Le fotografie del servizio, courtesy Parco archeologico di Pompei
La vita bloccata dai lapilli d’eruzione del ’79 riemerge in un continuo susseguirsi di istantanee. Ora appare alla vista, dopo gli scavi, anche un laboratorio portatile di un pittore che stava affrescando – o si accingeva a farlo – alcuni ambienti della cosiddetta Casa della Biblioteca, probabilmente danneggiati dallo sciame sismico degli anni precedenti. Pompei viveva, in quei mesi, una sorta di Recovery.
Il pittore, naturalmente, abbandonò i pesanti vasi e piatti per la preparazione dei colori e si diede alla fuga. Naturalmente non è possibile sapere se egli sia stato tra le vittime delle ore successive, ma ciò che emerge è il suo kit, bloccato per quasi duemila anni.
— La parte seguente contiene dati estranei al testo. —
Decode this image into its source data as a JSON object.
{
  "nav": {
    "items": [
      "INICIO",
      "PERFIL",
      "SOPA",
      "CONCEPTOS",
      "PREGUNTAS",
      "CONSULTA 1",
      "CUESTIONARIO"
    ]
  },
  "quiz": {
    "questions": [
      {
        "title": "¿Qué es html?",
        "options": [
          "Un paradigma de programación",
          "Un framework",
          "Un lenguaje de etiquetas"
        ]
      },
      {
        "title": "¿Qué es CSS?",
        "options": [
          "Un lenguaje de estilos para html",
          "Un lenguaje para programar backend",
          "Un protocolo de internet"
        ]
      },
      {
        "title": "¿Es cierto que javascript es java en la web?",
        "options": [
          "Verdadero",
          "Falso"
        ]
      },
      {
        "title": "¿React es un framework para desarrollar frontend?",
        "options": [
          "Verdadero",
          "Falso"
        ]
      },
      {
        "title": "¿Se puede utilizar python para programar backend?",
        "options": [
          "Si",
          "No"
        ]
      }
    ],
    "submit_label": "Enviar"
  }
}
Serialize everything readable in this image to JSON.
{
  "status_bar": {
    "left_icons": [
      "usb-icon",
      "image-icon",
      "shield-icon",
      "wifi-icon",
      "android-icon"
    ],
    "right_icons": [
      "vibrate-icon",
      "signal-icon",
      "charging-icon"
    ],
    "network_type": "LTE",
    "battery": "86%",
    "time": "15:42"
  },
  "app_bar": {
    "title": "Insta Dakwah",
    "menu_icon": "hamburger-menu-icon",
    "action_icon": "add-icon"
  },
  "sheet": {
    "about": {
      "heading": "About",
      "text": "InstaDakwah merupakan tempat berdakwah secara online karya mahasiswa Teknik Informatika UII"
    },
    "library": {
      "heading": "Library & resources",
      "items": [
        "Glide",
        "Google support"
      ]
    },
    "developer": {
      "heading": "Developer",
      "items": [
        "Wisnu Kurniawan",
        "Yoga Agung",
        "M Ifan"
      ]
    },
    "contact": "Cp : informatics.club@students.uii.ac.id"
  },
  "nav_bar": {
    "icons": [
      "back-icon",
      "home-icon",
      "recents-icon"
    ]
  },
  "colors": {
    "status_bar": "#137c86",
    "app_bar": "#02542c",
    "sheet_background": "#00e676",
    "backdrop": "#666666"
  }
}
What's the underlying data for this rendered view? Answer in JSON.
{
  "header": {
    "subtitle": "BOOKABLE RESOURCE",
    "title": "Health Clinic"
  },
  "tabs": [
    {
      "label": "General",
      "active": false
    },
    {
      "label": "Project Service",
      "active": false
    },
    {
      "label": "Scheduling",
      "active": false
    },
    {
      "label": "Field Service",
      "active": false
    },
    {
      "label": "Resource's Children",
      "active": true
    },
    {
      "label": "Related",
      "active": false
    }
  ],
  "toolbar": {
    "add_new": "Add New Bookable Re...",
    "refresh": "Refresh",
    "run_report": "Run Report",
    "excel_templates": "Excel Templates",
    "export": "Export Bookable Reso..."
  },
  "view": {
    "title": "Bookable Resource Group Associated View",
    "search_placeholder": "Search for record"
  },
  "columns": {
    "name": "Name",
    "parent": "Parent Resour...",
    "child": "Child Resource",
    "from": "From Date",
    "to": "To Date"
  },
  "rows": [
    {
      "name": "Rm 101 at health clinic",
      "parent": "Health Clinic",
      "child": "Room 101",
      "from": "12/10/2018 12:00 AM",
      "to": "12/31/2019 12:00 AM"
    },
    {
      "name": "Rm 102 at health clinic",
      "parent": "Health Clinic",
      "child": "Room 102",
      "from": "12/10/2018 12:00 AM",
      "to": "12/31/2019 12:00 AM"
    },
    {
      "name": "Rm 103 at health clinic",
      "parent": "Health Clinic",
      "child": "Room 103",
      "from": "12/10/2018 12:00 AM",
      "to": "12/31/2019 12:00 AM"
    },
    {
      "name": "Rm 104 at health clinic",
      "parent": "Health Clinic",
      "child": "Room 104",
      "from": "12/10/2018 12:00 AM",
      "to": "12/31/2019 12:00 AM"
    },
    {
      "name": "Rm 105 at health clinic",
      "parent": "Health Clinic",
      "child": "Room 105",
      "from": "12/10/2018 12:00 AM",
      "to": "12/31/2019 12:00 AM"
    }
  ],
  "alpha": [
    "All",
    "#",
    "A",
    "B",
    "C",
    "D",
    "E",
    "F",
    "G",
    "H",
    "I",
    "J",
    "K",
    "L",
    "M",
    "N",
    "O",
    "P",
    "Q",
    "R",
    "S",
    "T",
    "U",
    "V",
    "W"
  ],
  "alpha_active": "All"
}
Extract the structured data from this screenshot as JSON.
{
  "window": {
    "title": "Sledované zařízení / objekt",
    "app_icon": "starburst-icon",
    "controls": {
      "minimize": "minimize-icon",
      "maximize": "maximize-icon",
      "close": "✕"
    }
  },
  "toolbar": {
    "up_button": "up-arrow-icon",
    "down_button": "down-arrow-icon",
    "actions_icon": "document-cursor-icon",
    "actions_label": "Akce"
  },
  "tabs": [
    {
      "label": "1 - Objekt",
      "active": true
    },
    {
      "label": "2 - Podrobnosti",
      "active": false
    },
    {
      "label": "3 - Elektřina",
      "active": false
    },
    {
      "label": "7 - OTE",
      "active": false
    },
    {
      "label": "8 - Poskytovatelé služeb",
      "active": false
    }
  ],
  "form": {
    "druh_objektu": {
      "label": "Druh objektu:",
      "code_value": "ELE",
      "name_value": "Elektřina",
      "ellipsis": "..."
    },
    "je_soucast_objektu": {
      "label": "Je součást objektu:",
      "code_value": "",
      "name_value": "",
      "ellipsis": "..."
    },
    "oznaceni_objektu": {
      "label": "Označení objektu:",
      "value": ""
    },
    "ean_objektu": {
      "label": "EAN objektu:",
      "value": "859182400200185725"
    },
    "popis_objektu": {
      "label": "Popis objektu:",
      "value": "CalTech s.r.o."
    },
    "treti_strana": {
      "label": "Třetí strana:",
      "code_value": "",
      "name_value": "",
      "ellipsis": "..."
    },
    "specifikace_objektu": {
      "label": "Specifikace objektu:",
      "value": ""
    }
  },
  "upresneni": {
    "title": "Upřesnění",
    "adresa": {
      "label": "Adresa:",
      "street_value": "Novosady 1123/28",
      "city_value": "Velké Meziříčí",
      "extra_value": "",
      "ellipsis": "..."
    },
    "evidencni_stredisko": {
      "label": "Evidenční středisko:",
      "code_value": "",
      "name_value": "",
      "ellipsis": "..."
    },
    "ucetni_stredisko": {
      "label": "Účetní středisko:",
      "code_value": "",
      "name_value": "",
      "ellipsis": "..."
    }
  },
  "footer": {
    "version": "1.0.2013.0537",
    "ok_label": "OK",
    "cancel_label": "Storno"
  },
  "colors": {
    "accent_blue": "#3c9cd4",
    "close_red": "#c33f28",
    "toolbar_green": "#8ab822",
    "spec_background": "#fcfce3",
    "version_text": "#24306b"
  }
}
Quello che è rimasto e il contesto dell’incipiente cantiere pittorico farebbe pensare che il pittore fosse un artigiano con competenze artistiche. Non è escluso il fatto che egli fosse stato chiamato per un restauro pittorico.
Nell’Insula occidentalis – luogo nel quale è avvenuta la scoperta, durante lavori di messa in sicurezza degli edifici – sono infatti numerosi gli affreschi, i mosaici, gli arredi ancora presenti che costruiscono uno spazio dai quali emerge il piacere del vivere e il lusso quotidiano; spazi immersi in una raffinata bellezza fatta di pitture dai colti riferimenti letterari o che rappresentano lussureggianti giardini aperti sulla vallata dove il fiume incontra il mare; mosaici pavimentali con marmi colorati provenienti da diverse regioni dell’impero arredavano gli ambienti, mentre spettacolari giochi d’acqua arricchivano le sale da pranzo all’aperto.
Il pittore aveva portato nella domus un disco di pietra lavorato che formava la base per un piccolo mortaio e un vaso di bronzo o di rame, un’olla. Questi oggetti erano stati depositati nell’atrio di una stanza.
“Il disco di pietra, perfettamente circolare e dalla superficie finemente levigata – spiegano gli studiosi del Parco archeologico di Pompei – conserva ancora un piccolo cumulo di frammenti di pasta vitrea pronti per la molitura che era necessaria alla produzione del famoso pigmento Blu Egizio, la cosiddetta Fritta egizia utilizzata per il blu/azzurro degli affreschi; dalla parte opposta della soglia dell’apertura che metteva in comunicazione il vasto ambiente voltato con la terrazza antistante –splendidamente affacciata sul Golfo di Napoli – un’olla in rame reca al suo interno un piccolo crogiuolo di ferro che probabilmente era utilizzato per la cottura degli ossidi nel processo di produzione dei pigmenti. Entrambi i reperti sono stati ora trasferiti ai laboratori del Parco per procedere alle analisi dei loro contenuti”.
La Casa della Biblioteca fu scavata per la prima volta nel 1759 in una zona allora denominata Masseria Irace (nella topografia pompeiana individuata come Regio VI, Insula 17, Civico 41). La domus fu detta della Biblioteca dallo studioso Volker Michael Strocka, che identificò con quella funzione uno degli ambienti interni che ancora oggi reca uno splendido affresco della parete centrale con la raffigurazione del poeta ditirambico greco Filosseno di Citera, vissuto nella seconda metà del V secolo a.C..
Gli apparati decorativi della domus furono oggetto, negli anni, di numerose sottrazioni con lo stacco di affreschi e mosaici oggi custoditi al Museo Archeologico di Napoli; dopo il bombardamento del 1943 e il parziale reinterro, la casa fu di nuovo oggetto di scavi solo parziali negli anni Settanta del Novecento, durante i lavori di restauro dell’adiacente Casa del Bracciale D’oro.